В исследованиях по истории дипломатии событиям Восточного кризиса 1850-х гг. и Крымской войны уделялось значительное внимание, но особенностью такого рода литературы являлось изображение внешней политики России лишь как результата деятельности Министерства иностранных дел[45]. На их фоне значительным шагом вперед выглядят работы профессора В. В. Дегоева[46]. Опора на недавно введенные в научный оборот источники[47] и глубокое знание англо-американской литературы позволили ему существенно дополнить монографию Кёртисса, создав целостное описание процесса неконтролируемого перерастания Восточного кризиса в Крымскую войну. Важным достижением отечественной историографии являлось также внимательное отношение Дегоева к проблеме исторической инерции Священного союза, которая во многом оказалась спасительной для России в обстановке международной изоляции. Желание австрийского правительства ограничить влияние России на Балканах на фоне политических амбиций Берлина и Парижа так и не смогло затмить фундаментальную потребность Габсбургов в сохранении мира с восточным соседом. Однако изучение стратегических проблем и анализ влияния военного планирования на внешнюю политику не входили в задачи автора.

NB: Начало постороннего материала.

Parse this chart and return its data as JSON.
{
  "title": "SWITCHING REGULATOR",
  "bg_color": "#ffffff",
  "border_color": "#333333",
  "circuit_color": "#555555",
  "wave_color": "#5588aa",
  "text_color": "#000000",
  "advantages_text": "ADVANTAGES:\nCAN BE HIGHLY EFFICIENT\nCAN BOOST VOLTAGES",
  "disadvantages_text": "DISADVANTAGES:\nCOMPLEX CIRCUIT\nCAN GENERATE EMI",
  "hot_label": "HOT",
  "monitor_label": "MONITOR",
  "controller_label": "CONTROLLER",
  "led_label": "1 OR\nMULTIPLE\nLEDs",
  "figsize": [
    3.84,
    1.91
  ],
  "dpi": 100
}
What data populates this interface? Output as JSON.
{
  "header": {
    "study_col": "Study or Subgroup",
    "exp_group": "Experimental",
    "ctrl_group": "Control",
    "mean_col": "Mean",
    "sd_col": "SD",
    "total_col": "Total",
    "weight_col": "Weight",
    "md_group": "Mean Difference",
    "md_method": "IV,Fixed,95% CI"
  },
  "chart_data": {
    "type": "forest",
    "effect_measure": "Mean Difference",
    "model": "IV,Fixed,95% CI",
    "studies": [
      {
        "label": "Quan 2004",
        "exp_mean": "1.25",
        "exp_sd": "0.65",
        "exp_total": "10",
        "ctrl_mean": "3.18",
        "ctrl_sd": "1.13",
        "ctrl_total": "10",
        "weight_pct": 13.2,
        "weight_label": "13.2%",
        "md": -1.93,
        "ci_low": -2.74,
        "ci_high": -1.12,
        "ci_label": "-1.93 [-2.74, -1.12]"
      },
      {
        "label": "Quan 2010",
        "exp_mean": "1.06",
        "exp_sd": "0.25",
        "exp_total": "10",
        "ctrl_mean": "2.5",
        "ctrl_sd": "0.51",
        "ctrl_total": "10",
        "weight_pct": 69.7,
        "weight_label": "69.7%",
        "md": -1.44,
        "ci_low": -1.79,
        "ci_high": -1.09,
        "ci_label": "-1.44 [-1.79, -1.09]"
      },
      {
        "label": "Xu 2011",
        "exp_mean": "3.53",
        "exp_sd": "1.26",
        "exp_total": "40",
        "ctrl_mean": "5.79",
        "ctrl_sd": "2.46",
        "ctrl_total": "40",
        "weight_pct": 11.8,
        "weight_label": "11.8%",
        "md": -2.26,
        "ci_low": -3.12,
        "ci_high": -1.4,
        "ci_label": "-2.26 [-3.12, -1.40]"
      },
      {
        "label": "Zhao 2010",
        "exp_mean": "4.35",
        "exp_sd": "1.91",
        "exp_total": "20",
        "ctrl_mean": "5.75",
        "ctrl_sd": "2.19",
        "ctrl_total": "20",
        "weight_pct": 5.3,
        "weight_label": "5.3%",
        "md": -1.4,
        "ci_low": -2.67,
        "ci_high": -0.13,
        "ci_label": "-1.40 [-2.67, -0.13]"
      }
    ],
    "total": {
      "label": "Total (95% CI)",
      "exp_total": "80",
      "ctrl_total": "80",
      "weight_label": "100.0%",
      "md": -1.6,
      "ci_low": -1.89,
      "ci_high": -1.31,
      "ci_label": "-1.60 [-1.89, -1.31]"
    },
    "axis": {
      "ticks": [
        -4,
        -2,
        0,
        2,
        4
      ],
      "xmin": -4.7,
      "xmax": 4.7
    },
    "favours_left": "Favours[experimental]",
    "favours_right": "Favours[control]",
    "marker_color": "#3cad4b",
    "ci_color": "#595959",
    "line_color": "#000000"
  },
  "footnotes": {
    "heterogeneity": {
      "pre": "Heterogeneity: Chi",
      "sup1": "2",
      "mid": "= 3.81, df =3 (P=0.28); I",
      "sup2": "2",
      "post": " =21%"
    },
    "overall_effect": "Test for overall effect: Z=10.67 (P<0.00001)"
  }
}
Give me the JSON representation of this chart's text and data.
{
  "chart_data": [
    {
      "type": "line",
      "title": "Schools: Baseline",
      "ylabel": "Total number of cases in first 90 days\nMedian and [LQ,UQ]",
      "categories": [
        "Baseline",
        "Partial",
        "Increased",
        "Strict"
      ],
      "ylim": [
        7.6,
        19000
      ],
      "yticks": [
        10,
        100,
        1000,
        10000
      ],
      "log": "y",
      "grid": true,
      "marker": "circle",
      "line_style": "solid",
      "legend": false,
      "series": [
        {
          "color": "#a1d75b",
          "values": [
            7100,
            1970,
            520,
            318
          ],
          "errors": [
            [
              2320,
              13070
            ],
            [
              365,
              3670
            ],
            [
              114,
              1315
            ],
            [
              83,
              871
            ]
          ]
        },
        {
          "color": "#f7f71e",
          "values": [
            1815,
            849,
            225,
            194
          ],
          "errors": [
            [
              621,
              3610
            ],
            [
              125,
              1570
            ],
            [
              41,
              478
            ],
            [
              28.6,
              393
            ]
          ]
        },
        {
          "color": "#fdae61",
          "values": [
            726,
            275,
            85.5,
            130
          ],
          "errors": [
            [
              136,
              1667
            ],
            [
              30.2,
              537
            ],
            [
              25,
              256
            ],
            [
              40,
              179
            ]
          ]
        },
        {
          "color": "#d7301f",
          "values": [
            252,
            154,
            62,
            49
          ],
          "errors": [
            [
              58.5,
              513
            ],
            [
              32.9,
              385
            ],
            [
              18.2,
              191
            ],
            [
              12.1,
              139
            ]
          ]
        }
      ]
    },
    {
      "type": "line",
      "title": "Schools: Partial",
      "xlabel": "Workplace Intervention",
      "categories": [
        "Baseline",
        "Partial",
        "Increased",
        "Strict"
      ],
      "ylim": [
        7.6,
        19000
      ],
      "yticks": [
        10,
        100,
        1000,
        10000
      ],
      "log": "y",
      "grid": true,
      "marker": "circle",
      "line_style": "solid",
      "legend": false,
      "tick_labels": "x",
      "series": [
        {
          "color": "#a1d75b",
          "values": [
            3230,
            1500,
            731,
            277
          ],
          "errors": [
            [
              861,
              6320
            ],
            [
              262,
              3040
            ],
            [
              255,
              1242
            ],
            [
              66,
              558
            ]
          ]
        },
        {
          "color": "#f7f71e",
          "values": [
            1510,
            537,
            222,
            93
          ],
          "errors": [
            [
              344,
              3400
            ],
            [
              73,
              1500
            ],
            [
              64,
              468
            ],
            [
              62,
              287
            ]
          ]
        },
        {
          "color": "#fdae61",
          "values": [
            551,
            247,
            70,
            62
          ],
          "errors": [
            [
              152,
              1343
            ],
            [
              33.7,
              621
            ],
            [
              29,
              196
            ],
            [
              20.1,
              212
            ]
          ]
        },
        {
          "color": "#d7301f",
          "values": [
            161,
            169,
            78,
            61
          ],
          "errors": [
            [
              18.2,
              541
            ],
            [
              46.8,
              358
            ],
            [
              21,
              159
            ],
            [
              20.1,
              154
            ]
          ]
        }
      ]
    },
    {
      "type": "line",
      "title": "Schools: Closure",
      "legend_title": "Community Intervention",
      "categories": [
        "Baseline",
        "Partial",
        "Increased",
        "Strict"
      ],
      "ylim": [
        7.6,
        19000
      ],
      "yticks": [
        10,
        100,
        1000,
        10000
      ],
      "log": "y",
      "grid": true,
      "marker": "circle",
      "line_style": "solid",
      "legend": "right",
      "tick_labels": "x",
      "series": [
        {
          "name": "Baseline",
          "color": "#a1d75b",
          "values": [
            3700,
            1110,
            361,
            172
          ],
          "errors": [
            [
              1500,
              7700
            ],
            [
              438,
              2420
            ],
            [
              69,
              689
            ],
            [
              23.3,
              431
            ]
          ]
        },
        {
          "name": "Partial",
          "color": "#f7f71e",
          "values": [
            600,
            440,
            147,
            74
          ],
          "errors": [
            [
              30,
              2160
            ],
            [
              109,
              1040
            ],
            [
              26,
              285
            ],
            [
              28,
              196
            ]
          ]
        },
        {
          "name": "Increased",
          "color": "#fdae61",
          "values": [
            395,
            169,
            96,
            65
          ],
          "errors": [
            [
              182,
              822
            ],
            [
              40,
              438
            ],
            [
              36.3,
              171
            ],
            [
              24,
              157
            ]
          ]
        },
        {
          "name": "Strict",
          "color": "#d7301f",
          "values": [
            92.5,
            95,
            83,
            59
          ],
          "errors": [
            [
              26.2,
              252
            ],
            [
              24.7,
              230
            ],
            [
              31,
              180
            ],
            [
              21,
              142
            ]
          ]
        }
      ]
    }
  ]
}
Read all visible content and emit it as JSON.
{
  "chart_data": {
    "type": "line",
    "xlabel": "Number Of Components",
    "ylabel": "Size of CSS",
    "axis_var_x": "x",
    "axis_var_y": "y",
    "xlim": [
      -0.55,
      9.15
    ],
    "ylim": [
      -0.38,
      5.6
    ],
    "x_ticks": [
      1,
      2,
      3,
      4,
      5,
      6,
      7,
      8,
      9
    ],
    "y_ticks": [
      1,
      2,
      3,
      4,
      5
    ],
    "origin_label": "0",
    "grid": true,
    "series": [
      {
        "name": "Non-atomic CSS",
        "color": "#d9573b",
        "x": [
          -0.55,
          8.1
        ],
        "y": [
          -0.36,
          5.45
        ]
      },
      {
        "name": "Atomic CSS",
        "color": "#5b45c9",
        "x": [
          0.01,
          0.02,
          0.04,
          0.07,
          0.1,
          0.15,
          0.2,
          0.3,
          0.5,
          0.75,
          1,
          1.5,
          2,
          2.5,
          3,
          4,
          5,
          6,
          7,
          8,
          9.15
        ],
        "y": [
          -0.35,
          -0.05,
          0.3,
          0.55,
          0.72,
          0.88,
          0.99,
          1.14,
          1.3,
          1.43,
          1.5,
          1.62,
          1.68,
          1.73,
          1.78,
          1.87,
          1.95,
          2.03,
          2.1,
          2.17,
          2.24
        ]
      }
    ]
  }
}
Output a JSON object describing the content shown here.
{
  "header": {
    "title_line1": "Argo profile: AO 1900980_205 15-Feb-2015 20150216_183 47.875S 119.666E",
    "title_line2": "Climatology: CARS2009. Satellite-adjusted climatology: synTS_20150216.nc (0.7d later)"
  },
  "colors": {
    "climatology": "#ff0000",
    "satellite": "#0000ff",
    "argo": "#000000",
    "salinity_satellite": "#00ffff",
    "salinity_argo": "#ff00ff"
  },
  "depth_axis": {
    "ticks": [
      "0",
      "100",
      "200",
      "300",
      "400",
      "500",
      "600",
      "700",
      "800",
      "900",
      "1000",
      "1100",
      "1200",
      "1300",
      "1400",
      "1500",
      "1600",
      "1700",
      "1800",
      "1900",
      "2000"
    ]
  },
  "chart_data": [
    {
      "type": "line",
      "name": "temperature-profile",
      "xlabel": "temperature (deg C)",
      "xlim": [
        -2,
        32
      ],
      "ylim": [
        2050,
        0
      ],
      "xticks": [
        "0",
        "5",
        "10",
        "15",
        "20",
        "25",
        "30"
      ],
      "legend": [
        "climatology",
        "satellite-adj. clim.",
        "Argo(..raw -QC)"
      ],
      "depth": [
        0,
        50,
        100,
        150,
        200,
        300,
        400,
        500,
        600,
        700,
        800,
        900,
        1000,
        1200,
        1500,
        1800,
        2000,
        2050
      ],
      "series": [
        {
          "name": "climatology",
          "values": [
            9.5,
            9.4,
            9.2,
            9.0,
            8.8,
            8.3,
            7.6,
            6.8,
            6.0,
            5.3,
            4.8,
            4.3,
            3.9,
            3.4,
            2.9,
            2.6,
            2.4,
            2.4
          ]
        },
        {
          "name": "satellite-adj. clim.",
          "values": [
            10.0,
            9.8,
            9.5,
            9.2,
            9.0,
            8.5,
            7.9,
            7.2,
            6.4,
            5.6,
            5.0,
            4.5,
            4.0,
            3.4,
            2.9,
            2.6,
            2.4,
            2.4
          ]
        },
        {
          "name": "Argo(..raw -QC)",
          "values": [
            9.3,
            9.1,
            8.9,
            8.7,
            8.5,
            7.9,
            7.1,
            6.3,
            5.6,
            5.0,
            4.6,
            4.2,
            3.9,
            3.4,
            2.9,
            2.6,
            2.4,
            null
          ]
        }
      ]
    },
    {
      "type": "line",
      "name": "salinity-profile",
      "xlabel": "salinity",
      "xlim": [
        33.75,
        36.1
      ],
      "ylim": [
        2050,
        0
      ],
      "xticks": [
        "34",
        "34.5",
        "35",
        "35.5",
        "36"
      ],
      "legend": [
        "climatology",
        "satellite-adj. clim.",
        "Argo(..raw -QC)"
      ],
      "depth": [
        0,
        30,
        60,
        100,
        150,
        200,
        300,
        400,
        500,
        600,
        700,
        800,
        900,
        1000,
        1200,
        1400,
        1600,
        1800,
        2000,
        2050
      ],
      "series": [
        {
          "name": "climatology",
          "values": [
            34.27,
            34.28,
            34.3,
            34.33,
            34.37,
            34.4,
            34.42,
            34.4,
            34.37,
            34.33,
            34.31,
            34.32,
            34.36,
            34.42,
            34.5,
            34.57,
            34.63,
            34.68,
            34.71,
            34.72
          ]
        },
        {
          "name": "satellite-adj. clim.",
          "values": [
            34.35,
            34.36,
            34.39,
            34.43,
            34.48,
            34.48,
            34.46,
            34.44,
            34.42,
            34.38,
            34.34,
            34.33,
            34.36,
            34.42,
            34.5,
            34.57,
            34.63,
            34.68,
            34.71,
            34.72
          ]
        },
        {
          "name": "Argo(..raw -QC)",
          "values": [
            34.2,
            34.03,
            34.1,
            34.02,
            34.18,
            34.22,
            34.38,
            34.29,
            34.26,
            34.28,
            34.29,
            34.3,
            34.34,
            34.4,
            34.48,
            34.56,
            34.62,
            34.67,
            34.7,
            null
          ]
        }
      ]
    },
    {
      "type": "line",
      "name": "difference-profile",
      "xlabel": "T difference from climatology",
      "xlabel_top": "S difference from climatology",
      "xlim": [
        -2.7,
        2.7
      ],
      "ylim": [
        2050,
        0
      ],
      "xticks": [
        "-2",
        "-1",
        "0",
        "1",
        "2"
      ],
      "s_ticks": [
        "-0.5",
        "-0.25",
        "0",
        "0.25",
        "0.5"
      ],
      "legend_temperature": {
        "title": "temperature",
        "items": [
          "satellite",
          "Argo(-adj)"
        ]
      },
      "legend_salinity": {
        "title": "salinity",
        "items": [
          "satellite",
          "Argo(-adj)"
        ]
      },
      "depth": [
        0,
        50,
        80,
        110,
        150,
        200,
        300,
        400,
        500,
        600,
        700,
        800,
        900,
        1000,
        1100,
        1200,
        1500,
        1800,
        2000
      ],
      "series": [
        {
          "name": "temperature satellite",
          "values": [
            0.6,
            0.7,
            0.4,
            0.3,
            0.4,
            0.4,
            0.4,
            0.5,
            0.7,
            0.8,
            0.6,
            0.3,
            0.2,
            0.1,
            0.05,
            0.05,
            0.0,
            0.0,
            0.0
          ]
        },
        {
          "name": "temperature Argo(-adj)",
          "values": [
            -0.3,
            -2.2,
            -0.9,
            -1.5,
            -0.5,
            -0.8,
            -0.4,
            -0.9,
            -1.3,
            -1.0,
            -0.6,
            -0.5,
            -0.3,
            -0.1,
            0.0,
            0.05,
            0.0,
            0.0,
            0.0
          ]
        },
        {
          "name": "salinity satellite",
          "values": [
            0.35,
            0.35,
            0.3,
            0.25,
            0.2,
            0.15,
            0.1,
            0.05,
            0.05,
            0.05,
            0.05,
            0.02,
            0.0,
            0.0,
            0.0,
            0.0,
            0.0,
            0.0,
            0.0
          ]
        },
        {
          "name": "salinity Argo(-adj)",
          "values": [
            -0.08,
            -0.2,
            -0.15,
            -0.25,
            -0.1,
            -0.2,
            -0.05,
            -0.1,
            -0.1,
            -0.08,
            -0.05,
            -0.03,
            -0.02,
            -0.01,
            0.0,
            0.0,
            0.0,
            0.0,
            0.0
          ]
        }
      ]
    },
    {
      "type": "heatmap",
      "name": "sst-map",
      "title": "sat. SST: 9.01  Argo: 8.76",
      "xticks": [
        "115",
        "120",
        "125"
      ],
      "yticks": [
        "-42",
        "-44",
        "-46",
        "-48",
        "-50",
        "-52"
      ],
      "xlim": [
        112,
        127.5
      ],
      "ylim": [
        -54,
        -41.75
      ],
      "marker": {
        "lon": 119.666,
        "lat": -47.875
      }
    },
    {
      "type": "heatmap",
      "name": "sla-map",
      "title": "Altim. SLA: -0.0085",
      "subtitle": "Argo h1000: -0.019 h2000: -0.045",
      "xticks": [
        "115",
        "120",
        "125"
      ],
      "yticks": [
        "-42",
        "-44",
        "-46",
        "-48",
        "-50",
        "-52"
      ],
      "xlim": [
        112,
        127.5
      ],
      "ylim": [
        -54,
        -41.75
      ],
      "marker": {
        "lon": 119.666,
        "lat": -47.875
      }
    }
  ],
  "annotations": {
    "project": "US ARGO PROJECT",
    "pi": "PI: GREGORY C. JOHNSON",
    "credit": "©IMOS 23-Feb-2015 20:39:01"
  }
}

В числе современных работ по истории военного строительства следует упомянуть неопубликованную диссертацию А. В. Кухарука[48]. Объектом исследования в ней выступает Большая Действующая армия – ключевой инструмент военной политики Николая I в 1831–1853 гг. Используя материалы фондов Военно-исторического архива (РГВИА), автор последовательно раскрыл механизм развертывания вооруженных сил в ходе Восточного кризиса 1833 г., опасного обострения противоречий с Францией в 1839 г. и революции 1848–1849 гг., а также рассмотрел участие Действующей армии в Венгерском походе и Крымской войне. Кухарук уделил внимание князю Варшавскому и пришел к ряду интересных выводов. С его точки зрения, специфические условия Крымского театра военных действий и осадной войны под Севастополем не позволяли русским войскам в полной мере проявить свои боевые возможности по ведению маневренной войны в поле, на которую была ориентирована их организация. Он также отмечал, что группировка русских сил, за исключением сравнительно короткого периода весной – летом 1855 г., отвечала целям сдерживания Австрии, то есть именно той задаче, которая имела первостепенную важность в обстановке навязанного России затяжного противостояния на измор. Однако специфика исследовательской работы заключалась в том, что предметом изучения выступала не роль князя Варшавского в стратегическом планировании, а эволюция структур Большой Действующей армии и практика их использования в конфликтах 1830-1850-х гг. Кухарук утверждал, что Россия проиграла Крымскую войну постольку, поскольку она просто не могла ее выиграть. В одиночку сокрушить западноевропейскую коалицию было не под силу даже сильнейшей армии Европы.